Barbara Byrd-Bennett's brazenness in bilking a district buckling under major financial strain made her crime much worse, Judge Edmond Chang said at the sentencing hearing in U.S. District Court in Chicago.

A tearful Byrd-Bennett apologized in court before learning her punishment, saying: "What I did was terribly wrong. ... I'm ashamed and I'm sorry."

The 67-year-old Byrd-Bennett and her co-schemers have further eroded public confidence in a city with a long history of corruption, Chang said. It was vital to impose a punishment that can deter other officials tempted to accept bribes and kickbacks, he said.

"It's distressing that Chicago has not and seems to be unable to shed its image of public corruption," he said.

The scheme, Chang added, had diverted money from students who relied on education to help them escape poverty and crime.

He cited emails to co-defendants where Byrd-Bennett expressed an eagerness to make money, writing in one: "I have tuition to pay and casinos to visit." Such "casualness" and "humor" about corruption suggested she never thought she'd be caught, the judge said.

Before being tapped to lead the Chicago district — the nation's third largest with 400,000, mostly low-income students — Byrd-Bennett held top education jobs in Detroit, Cleveland and New York. As a young woman, she worked as a teacher in low-income neighborhoods in New York City near where she was raised, and later became a "superstar" in the world of education reform, prosecutor Megan Church told the court earlier Friday.

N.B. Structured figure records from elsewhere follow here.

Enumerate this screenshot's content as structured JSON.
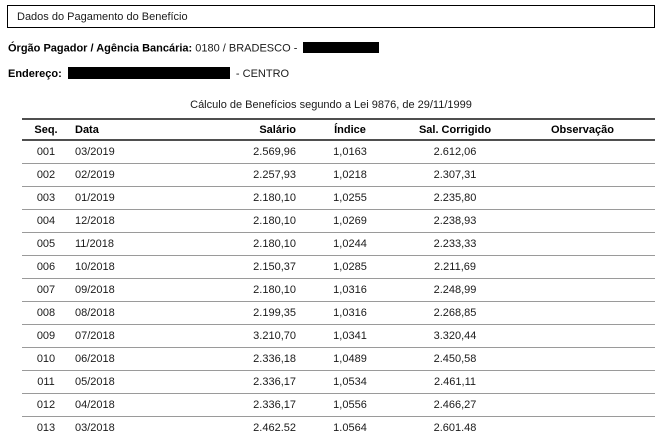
{
  "header": {
    "title_box": "Dados do Pagamento do Benefício",
    "orgao_label": "Órgão Pagador / Agência Bancária:",
    "orgao_value": "0180 / BRADESCO -",
    "endereco_label": "Endereço:",
    "endereco_suffix": "- CENTRO",
    "calc_title": "Cálculo de Benefícios segundo a Lei 9876, de 29/11/1999"
  },
  "colors": {
    "redaction": "#000000",
    "border_dark": "#4f4f4f",
    "border_light": "#9a9a9a",
    "text": "#1a1a1a"
  },
  "table": {
    "columns": [
      "Seq.",
      "Data",
      "Salário",
      "Índice",
      "Sal. Corrigido",
      "Observação"
    ],
    "rows": [
      {
        "seq": "001",
        "data": "03/2019",
        "salario": "2.569,96",
        "indice": "1,0163",
        "corrigido": "2.612,06",
        "obs": ""
      },
      {
        "seq": "002",
        "data": "02/2019",
        "salario": "2.257,93",
        "indice": "1,0218",
        "corrigido": "2.307,31",
        "obs": ""
      },
      {
        "seq": "003",
        "data": "01/2019",
        "salario": "2.180,10",
        "indice": "1,0255",
        "corrigido": "2.235,80",
        "obs": ""
      },
      {
        "seq": "004",
        "data": "12/2018",
        "salario": "2.180,10",
        "indice": "1,0269",
        "corrigido": "2.238,93",
        "obs": ""
      },
      {
        "seq": "005",
        "data": "11/2018",
        "salario": "2.180,10",
        "indice": "1,0244",
        "corrigido": "2.233,33",
        "obs": ""
      },
      {
        "seq": "006",
        "data": "10/2018",
        "salario": "2.150,37",
        "indice": "1,0285",
        "corrigido": "2.211,69",
        "obs": ""
      },
      {
        "seq": "007",
        "data": "09/2018",
        "salario": "2.180,10",
        "indice": "1,0316",
        "corrigido": "2.248,99",
        "obs": ""
      },
      {
        "seq": "008",
        "data": "08/2018",
        "salario": "2.199,35",
        "indice": "1,0316",
        "corrigido": "2.268,85",
        "obs": ""
      },
      {
        "seq": "009",
        "data": "07/2018",
        "salario": "3.210,70",
        "indice": "1,0341",
        "corrigido": "3.320,44",
        "obs": ""
      },
      {
        "seq": "010",
        "data": "06/2018",
        "salario": "2.336,18",
        "indice": "1,0489",
        "corrigido": "2.450,58",
        "obs": ""
      },
      {
        "seq": "011",
        "data": "05/2018",
        "salario": "2.336,17",
        "indice": "1,0534",
        "corrigido": "2.461,11",
        "obs": ""
      },
      {
        "seq": "012",
        "data": "04/2018",
        "salario": "2.336,17",
        "indice": "1,0556",
        "corrigido": "2.466,27",
        "obs": ""
      },
      {
        "seq": "013",
        "data": "03/2018",
        "salario": "2.462.52",
        "indice": "1.0564",
        "corrigido": "2.601.48",
        "obs": ""
      }
    ]
  }
}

But she succumbed to "naked greed" and a sense of entitlement as she took the Chicago post in 2012, Church said.

"She thought she was owed something more for what she did in the past," Church said. "And Chicago was the place to get it."

Bennett faced a maximum 20 years behind bars. Prosecutors asked for 7 ½ years, in part because she had agreed to cooperate shortly after her arrest. The defense asked for a 3 ½-year sentence.

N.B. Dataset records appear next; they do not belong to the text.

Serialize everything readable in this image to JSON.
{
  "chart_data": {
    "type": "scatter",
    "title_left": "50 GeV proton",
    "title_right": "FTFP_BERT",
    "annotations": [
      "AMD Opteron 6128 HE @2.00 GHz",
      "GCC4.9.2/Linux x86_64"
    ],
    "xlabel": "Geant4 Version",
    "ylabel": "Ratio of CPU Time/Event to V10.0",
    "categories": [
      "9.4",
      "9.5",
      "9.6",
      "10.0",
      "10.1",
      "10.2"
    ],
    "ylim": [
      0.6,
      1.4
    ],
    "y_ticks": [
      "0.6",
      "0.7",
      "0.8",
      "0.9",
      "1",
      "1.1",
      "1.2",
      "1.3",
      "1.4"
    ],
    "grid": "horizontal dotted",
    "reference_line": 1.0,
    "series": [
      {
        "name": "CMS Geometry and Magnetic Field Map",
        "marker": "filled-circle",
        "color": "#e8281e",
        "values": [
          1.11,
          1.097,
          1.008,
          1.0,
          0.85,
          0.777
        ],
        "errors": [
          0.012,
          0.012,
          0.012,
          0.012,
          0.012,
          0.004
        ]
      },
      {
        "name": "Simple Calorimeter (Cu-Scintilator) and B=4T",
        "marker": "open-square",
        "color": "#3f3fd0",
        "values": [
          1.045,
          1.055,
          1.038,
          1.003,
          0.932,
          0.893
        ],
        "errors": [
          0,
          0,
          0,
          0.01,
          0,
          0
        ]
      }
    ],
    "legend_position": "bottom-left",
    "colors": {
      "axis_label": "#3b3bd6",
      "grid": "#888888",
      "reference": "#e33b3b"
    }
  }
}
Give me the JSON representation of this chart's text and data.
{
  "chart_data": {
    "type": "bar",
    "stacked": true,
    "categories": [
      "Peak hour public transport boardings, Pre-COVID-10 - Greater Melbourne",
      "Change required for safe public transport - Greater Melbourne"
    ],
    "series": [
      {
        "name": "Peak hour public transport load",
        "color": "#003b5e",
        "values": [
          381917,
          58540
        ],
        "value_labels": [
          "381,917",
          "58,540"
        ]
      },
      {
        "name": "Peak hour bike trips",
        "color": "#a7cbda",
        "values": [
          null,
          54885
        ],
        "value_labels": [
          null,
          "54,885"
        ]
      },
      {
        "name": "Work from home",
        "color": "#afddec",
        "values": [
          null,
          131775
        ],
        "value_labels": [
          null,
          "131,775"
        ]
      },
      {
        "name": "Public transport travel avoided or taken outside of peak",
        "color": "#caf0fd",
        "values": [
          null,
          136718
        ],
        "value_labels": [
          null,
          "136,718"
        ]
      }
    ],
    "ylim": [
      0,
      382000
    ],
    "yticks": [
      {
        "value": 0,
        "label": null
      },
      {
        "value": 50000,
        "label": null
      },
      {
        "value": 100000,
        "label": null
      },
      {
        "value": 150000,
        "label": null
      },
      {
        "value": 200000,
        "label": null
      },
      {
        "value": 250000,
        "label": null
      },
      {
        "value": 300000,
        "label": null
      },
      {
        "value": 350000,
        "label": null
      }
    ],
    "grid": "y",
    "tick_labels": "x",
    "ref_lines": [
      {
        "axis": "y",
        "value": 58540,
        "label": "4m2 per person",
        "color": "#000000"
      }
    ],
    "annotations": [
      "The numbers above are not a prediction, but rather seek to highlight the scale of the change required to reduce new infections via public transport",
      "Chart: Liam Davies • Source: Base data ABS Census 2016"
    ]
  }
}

Chang said he also factored in Byrd-Bennett's age and how she had revitalized schools in different cities over her 40-year career. And he noted what he described as her quiet acts of kindness, including helping to pay for the funerals of some students.

Co-defendants, SUPES Academy and Synesi Associates owners Gary Solomon and Thomas Vranas, also pleaded guilty to related charges. Chang sentenced Solomon to seven years in prison last month; Vranas received an 18-month sentence earlier Friday.

Chicago Mayor Rahm Emanuel hired Byrd-Bennett five years ago, vowing to revitalize a school district criticized for low student performance. As CEO, Byrd-Bennett oversaw the shuttering of dozens of schools in a money-saving measure.

Byrd-Bennett said in court Friday that she had become overwhelmed as the head of CPS, recalling how parents yelled at her for closing their neighborhood schools and accused her of putting their kids in peril by forcing them to walk to new schools farther away.

When scrutiny of district contracts grew in 2013, Byrd-Bennett began deleting potentially incriminating emails, according to prosecutors. She resigned in June 2015, as word spread of an investigation.

In exchange for pleading guilty to one count of wire fraud in 2015, prosecutors agreed to drop 19 other counts of fraud charged in the original indictment.